如果你允许C / C ++的更低层次结构,那么SSE / AVX机器指令和内在编译器功能允许编写更快的代码(根据我制作的一些基准测试4x)。您需要使用非标准向量变量(至少由GCC,ICC,CLang支持):
using epu = uint8_t __attribute__((vector_size(16)));
我正在使用像
class BMat8 {
[...]
private:
uint64_t _data;
};
那么,以下代码应该做你想要的
static constexpr epu rothigh { 0, 1, 2, 3, 4, 5, 6, 7,15, 8, 9,10,11,12,13,14};
static constexpr epu rot2 { 6, 7, 0, 1, 2, 3, 4, 5,14,15, 8, 9,10,11,12,13};
inline BMat8 operator*(BMat8 const& tr) const {
epu x = _mm_set_epi64x(_data, _data);
epu y = _mm_shuffle_epi8(_mm_set_epi64x(tr._data, tr._data), rothigh);
epu data {};
epu diag = {0x01,0x02,0x04,0x08,0x10,0x20,0x40,0x80,
0x80,0x01,0x02,0x04,0x08,0x10,0x20,0x40};
for (int i = 0; i < 4; ++i) {
data |= ((x & y) != epu {}) & diag;
y = _mm_shuffle_epi8(y, rot2);
diag = _mm_shuffle_epi8(diag, rot2);
}
return BMat8(_mm_extract_epi64(data, 0) | _mm_extract_epi64(data, 1));
}
特别是,使用128位寄存器,我可以一次完成两次迭代。
使用我在此描述的解决方案,可以在x86-64上非常有效地实现严格布尔代数的解决方案:
https://stackoverflow.com/a/55307540/11147804
唯一的区别是来自转置矩阵的数据也需要通过列提取并在每个64位产品之前重新打包到行。幸运的是,使用BMI2指令进行并行位提取是很容易的,可以在GCC上使用内部_pext_u64访问:
uint64_t mul8x8T (uint64_t A, uint64_t B) {
const uint64_t COL = 0x0101010101010101;
uint64_t C = 0;
for (int i=0; i<8; ++i) {
uint64_t p = COL & (A>>i); // select column
uint64_t r = torow( COL & (B>>i) );
C |= (p*r); // use ^ for GF(2) instead
}
return C;
}
uint64_t torow (uint64_t c) {
const uint64_t ROW = 0x00000000000000FF; // mask of the first row
const uint64_t COL = 0x0101010101010101; // mask of the first column
// select bits of c in positions marked by COL,
// and pack them consecutively
// last 'and' is included for clarity and is not
// really necessary
return _pext_u64(c, COL) & ROW;
}
在不支持该特定指令的处理器中,一种可能的解决方案是调整典型的位技巧以进行打包,例如在使用64位乘法的字节的经典位顺序反转中使用:
https://graphics.stanford.edu/~seander/bithacks.html#ReverseByteWith64BitsDiv
使用掩码和带有一些常量的整数乘法导致包含打包结果的四字作为位子串,然后可以使用位移和掩码提取。
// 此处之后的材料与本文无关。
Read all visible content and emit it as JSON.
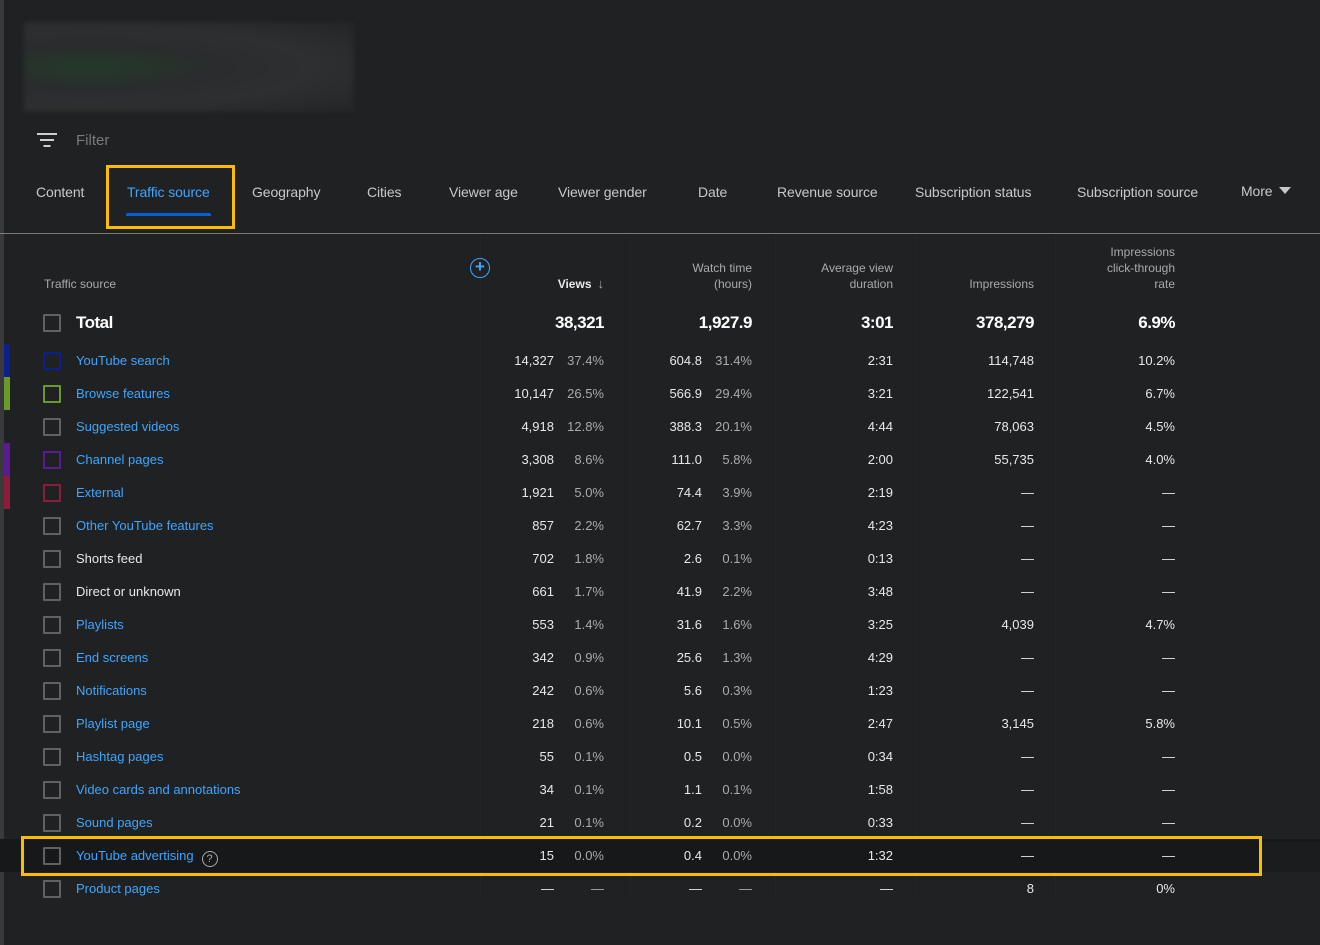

我们的想法是将乘法步骤视为并行位移,其中输入中的每个位移位不同的量,在常量中指定。只要两个数字的步幅不在结果中的某个位置上发生碰撞,即只要来自乘法的每个部分和更新结果中的不同位位置,这总是可能的。这避免了任何潜在的进位,这使得逐位和相当于位并行OR(或XOR)。
uint64_t torow (uint64_t c) {
const uint64_t ROW = 0x00000000000000FF; // select 8 lowest consecutive bits to get the first row
const uint64_t COL = 0x0101010101010101; // select every 8th bit to get the first column
const uint64_t DIA = 0x8040201008040201; // select every 8+1 bit to obtain a diagonal
c *= ROW; // "copies" first column to the rest
c &= DIA; // only use diagonal bits or else there will be position collisions and unexpected carries
c *= COL; // "scatters" every bit to all rows after itself; the last row will now contain the packed bits
return c >> 56; // move last row to first & discard the rest
}
此功能还有其他可能的替代实现,使用更多低强度的操作,其中最快的操作将取决于目标体系结构。